The screen flickered, pinpoints of static dancing across it. Then it displayed a message: Cannot access the Connect.

"Jacks. The slipstream." Another lesson from astrodynamics that he'd forgotten: unless your ship had an ansible ampilifier, the only way to access the Connect while in the stream was through the stream. Which right now meant through Ish. "Zeus' bollocks." When Alek lifted the glass of alcohol to his lips, he realized it was empty. He reached over to grab the bottle then dropped his hand with a heavy sigh. There was a reason he never touched the stuff — it went down too easy and didn't bring any clarity.

image-placeholder

Sweaty from his small ship workout — run, pull-ups, stairs, planks, repeat ad nauseam — Alek wiped his face with his shirt. The improvised exercise routine had left him thirsty, so when he passed the common room, he popped in for a glass of water. It was dark except for the light over the sink. Even the window to the cargo bay was dark. After downing the first glass in a few quick gulps, he re-filled it.

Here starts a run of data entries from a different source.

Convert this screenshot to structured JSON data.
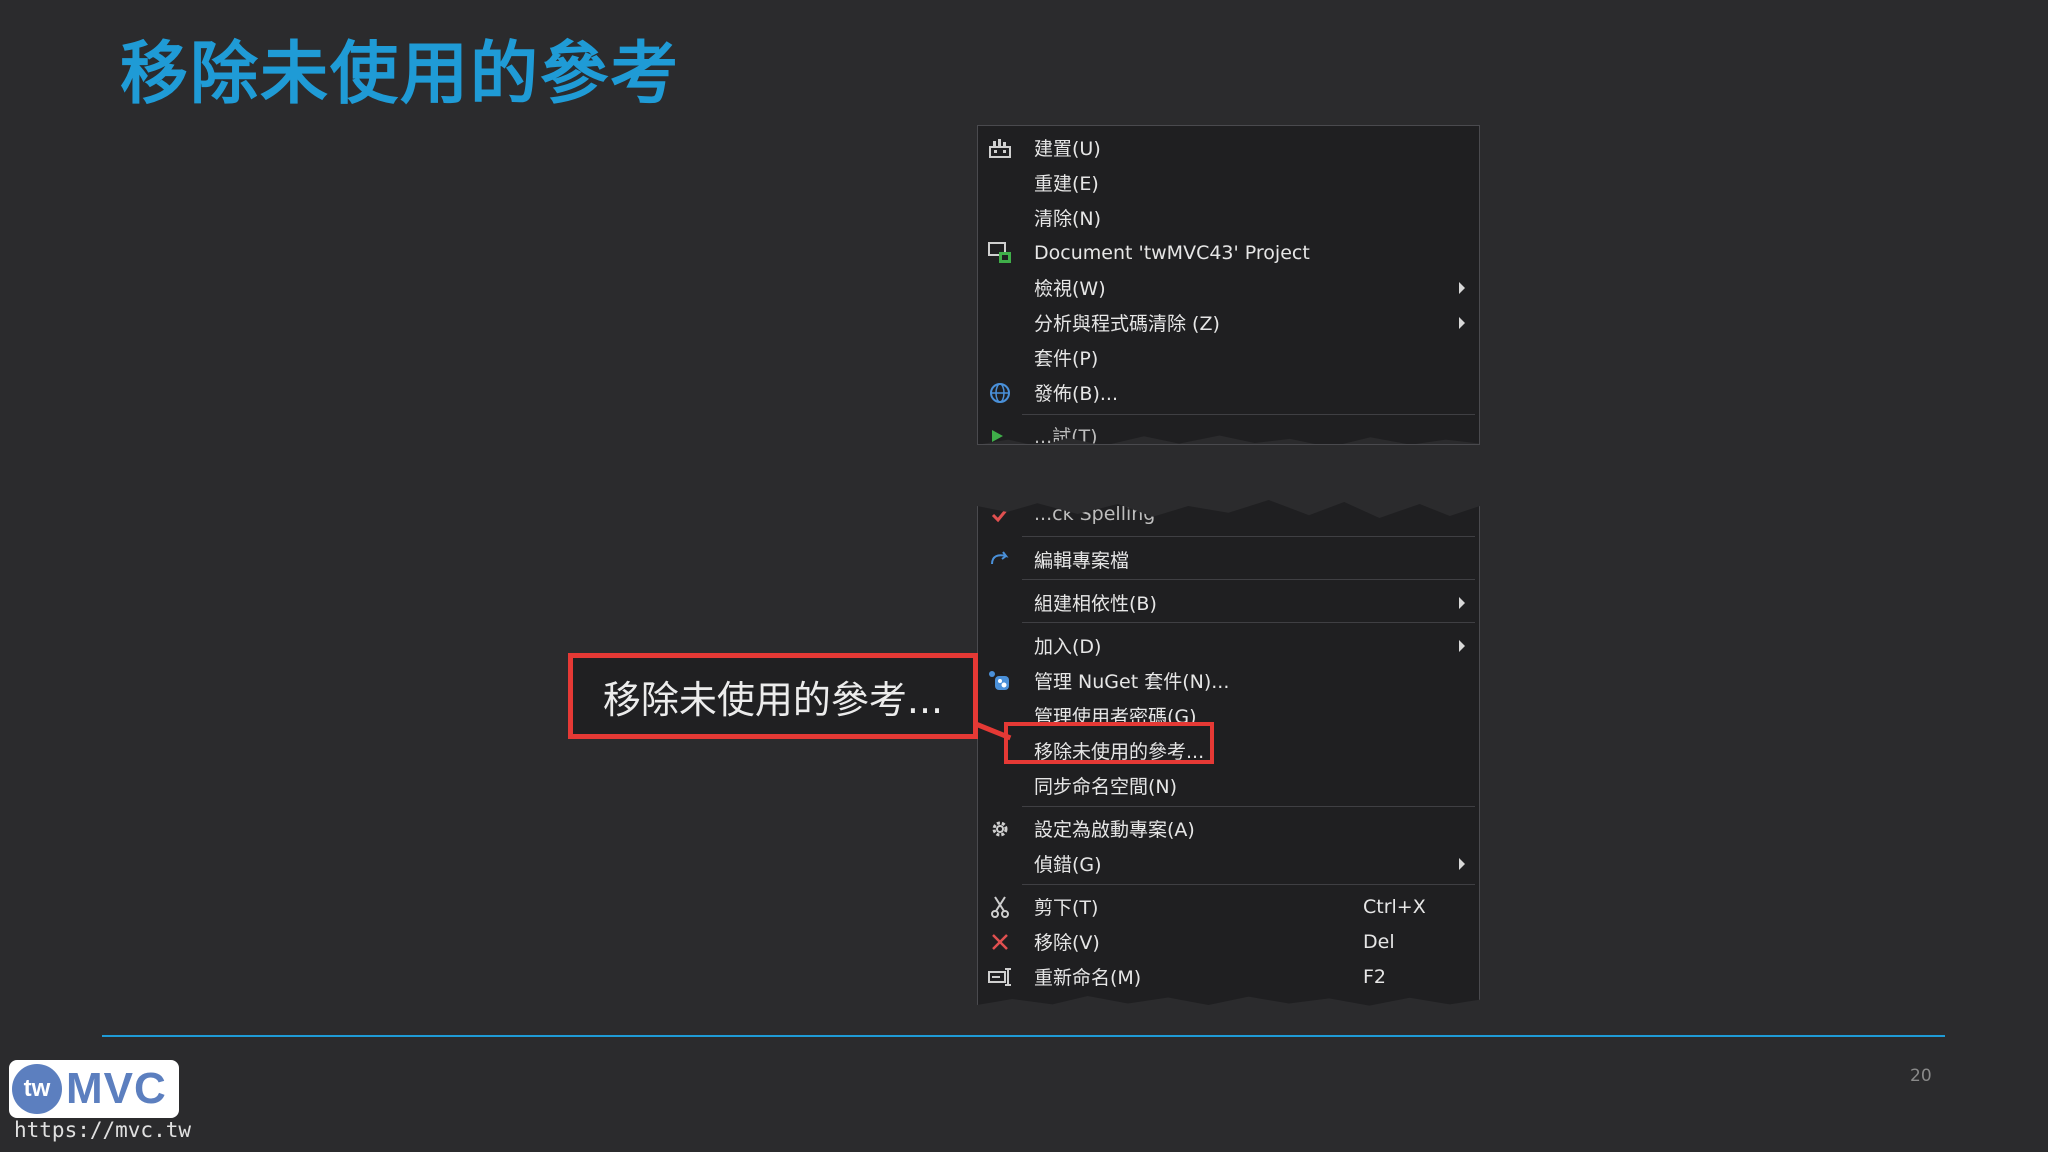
{
  "slide": {
    "title": "移除未使用的參考",
    "page_number": "20",
    "url": "https://mvc.tw",
    "logo": {
      "tw": "tw",
      "mvc": "MVC"
    }
  },
  "callout": {
    "label": "移除未使用的參考..."
  },
  "menu_top": [
    {
      "label": "建置(U)",
      "icon": "build-icon"
    },
    {
      "label": "重建(E)",
      "icon": ""
    },
    {
      "label": "清除(N)",
      "icon": ""
    },
    {
      "label": "Document 'twMVC43' Project",
      "icon": "document-project-icon"
    },
    {
      "label": "檢視(W)",
      "icon": "",
      "submenu": true
    },
    {
      "label": "分析與程式碼清除 (Z)",
      "icon": "",
      "submenu": true
    },
    {
      "label": "套件(P)",
      "icon": ""
    },
    {
      "label": "發佈(B)...",
      "icon": "globe-publish-icon"
    },
    {
      "label": "...試(T)",
      "icon": "test-icon",
      "partial": true
    }
  ],
  "menu_bottom": [
    {
      "label": "...ck Spelling",
      "icon": "spell-check-icon",
      "partial": true
    },
    {
      "label": "編輯專案檔",
      "icon": "edit-project-file-icon"
    },
    {
      "label": "組建相依性(B)",
      "icon": "",
      "submenu": true
    },
    {
      "label": "加入(D)",
      "icon": "",
      "submenu": true
    },
    {
      "label": "管理 NuGet 套件(N)...",
      "icon": "nuget-icon"
    },
    {
      "label": "管理使用者密碼(G)",
      "icon": ""
    },
    {
      "label": "移除未使用的參考...",
      "icon": "",
      "highlighted": true
    },
    {
      "label": "同步命名空間(N)",
      "icon": ""
    },
    {
      "label": "設定為啟動專案(A)",
      "icon": "gear-icon"
    },
    {
      "label": "偵錯(G)",
      "icon": "",
      "submenu": true
    },
    {
      "label": "剪下(T)",
      "icon": "scissors-icon",
      "shortcut": "Ctrl+X"
    },
    {
      "label": "移除(V)",
      "icon": "delete-x-icon",
      "shortcut": "Del"
    },
    {
      "label": "重新命名(M)",
      "icon": "rename-icon",
      "shortcut": "F2"
    }
  ],
  "colors": {
    "accent": "#1f9bd6",
    "highlight": "#e53935",
    "menu_bg": "#1f1f21",
    "slide_bg": "#2b2b2d"
  }
}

"What were you doing trying to access the Connect?"

Alek spun around, almost dropping the glass. He swallowed as his eyes started to pick out the captain's shape in the chair in the far corner.

"Bleeding Hades, you scared me." He lifted the glass to his lips and took a sip, forcing his body into a casual stance despite his racing heart. "Not an easy thing to do." He raised his eyebrows, then crossed his free hand over his waist like a shield as he wondered how she knew he'd tried to connect.

"You haven't answered my question."

Alek took another drink and shrugged. "Just looking for some new entertainment."

"Not enough in the ship's banks?"

He let a sneer form. "Nothing to keep me interested."

"What are you interested in, Alek Wa?" The chair creaked as Rebeka shifted, coming to standing.

Alek didn't like the emphasis she put on his fake family name, but he turned his back to her and put the glass in the sink, forcing his movements to be fluid. "Honestly?" He faced her again. She'd crossed the room to stand by the table. He could see her face better now, and the suspicion written on it. "Sleep."

"So why aren't you in bed?" Her eyes narrowed a fraction as she peered at him.

"Perhaps the same reason you aren't...too much excitement, nerves are a mess," Alek answered honestly. "And I think Kandi would slice me bow to stern if I asked her to join me in calming them," he added, then left the captain to figure out the truth from the lies.